James is small for his age and extremely shy and introverted. At his old school he had no real friends to speak of and was always being left out of events. Case in point, right after we are introduced, we watch as a group of kid starting choosing side for a sporting game. Quentin was hoping to not be called last, as usual, but then it got even worse when he was not called at all.
When school break time came and the other kids were sent home for a week or two, James would find himself basically alone at the school; he was told his parents were always out somewhere 'making the world a safer place' instead of picking him up to spend time with them, leaving him alone with the caretaker grownups who had their own lives to worry about.
Then came the night he overhears a visiting adult tell Miss White, an instructor and really the closest person to James, that there was something up with his parents...something not good... and that James was "special ... really special.
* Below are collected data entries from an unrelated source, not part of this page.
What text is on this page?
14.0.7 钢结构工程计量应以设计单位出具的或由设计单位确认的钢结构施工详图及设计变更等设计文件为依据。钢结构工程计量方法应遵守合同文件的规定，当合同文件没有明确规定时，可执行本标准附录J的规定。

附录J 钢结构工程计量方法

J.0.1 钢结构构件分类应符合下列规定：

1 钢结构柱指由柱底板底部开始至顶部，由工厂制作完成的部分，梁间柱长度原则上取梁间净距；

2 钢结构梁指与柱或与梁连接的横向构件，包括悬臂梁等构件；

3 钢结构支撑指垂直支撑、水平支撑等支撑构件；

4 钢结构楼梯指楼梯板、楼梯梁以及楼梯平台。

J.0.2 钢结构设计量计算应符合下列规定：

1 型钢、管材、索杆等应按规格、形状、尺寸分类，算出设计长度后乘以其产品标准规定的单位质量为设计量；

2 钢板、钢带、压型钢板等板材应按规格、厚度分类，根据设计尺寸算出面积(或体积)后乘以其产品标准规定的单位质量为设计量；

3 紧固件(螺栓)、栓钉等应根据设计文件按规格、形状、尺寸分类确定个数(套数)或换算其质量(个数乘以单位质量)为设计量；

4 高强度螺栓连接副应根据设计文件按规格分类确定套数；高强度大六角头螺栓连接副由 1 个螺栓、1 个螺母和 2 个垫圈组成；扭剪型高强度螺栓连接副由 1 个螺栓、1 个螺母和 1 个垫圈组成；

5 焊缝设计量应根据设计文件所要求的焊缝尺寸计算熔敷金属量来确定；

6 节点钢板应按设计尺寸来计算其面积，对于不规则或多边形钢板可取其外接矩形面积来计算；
So special the Russians cannot have him, no one can. He belongs with us. It's a matter of national security." That was the night he was thrown into a waiting car and transferred to Edgewater.
Edgewater, we are soon shown, is a school for gifted youngsters whose entire purpose, other than standard school curriculum, was to train the next generation of spies for MI6. That entrance requirement mentioned before was a video game that was extremely popular but ridiculously difficult to ever actually defeat. It is involved finding hidden objects, breaking difficult codes, defeating super hard opponents and lots of other challenges. Only a handful of kids in all of the U.K. ever got to the end and most of them did so after failing several tasks - in other words, there were some successes but none perfectly. Until James.
So at Edgewater James will learn to hone his incredible skills while getting involved in actual cases (some of them without permission) and all the while trying to learn why his parents, who had vanished suddenly, were considered traitors.
Proving to be the key organization that James and his fellow students will have to contend with is I.O.N., the International Organization of Nexus. What Nexus means, well, that's kind of confusing, except that they are bad people. And defeating them is going to be a challenge. And after them, well, there are even worse things.